The legacy of Suez has imbued Britain with a deep reluctance to act in any way perceived as contrary to the rules-based international order. Now, this is not to suggest that Western nations should have carte-blanche or moral legitimacy to violate international norms. Far from it.
The values enshrined in the UN Charter articulate a noble set of principles to which all states should aspire. Yet we have to be honest; international law is neither infallible nor a guarantor of moral outcomes, particularly in the absence of reciprocity.
While the rules-based international order provides a valuable framework of ideals, it cannot function as an absolute constraint especially when autocratic states selectively ignore obligations and exploit international institutions to delegitimise valid criticism.
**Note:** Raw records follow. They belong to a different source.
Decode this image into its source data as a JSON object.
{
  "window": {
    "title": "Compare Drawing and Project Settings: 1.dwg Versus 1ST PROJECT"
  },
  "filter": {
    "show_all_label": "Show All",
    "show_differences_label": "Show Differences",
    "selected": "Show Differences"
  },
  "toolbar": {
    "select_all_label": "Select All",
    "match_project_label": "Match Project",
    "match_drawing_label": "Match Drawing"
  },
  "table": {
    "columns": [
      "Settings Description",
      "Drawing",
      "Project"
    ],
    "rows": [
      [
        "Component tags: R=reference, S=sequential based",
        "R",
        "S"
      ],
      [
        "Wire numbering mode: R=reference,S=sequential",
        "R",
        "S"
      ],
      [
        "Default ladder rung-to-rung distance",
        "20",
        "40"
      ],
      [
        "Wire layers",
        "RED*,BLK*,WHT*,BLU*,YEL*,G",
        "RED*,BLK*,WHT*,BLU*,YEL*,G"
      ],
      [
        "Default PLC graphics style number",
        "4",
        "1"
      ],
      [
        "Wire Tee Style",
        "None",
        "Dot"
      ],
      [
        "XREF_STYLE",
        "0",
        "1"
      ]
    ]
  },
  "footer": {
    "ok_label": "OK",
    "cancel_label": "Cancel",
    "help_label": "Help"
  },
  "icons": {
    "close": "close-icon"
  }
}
It is often the most repressive regimes that invoke international law most aggressively, especially when it binds their opponents. In 1956, as the Soviet Union loudly condemned the Suez intervention, Khrushchev was simultaneously sending tanks into Hungary to crush popular demands for freedom, murdering thousands.
The contemporary international order now risks entrenching this imbalance. Procedures at the UN frequently penalise rule-abiding democracies while insulating authoritarian states.
International bodies produce reports, advisory opinions or resolutions and while democracies, rightly, feel compelled to engage, autocracies simply do not. They ignore findings and block enforcement. Reputational pressure only ever hits one side.
International institutions designed to restrain arbitrary power are increasingly only disciplining states already inclined towards restraint. If this dynamic continues unchecked, we risk facilitating a further hollowing out of the very institutions intended to preserve peace and stability.
So why does Suez still matter? It matters because it is remembered wrongly; and the lessons Britain has drawn from it have been wrong, with lasting implications for how we conduct foreign policy. The legacy of Suez has contributed to an over-cautious, reactive strain in British foreign policy, marked by a reluctance to act independently.
Far from being a fading empire’s last roll of the dice, the Suez intervention was a robust attempt to prevent the wrecking of international order.
That Nasser, however battered militarily, emerged triumphant politically mattered; not just for the Middle East, but for the wider rules-based international order.
As Eden himself commented later during the Cuban missile crisis:
“The US has been a prisoner of its own past. If it had given us firm support after Nasser seized the Suez Canal, he could have been called to order and international authority restored… however Nasser was allowed to get away with it. This encouraged the other petty dictators- now the US has a life-size decision upon its hands. We cannot envy them.”
Now, in 2026 seventy years on, one cannot help but envy the decisions the US has to take when deciding which petty dictators to bring to order. Had the US not pulled the rug out from under Eden’s feet, perhaps today the US would enjoy an ally equally willing to proactively share the burden of defending this rules-based international order.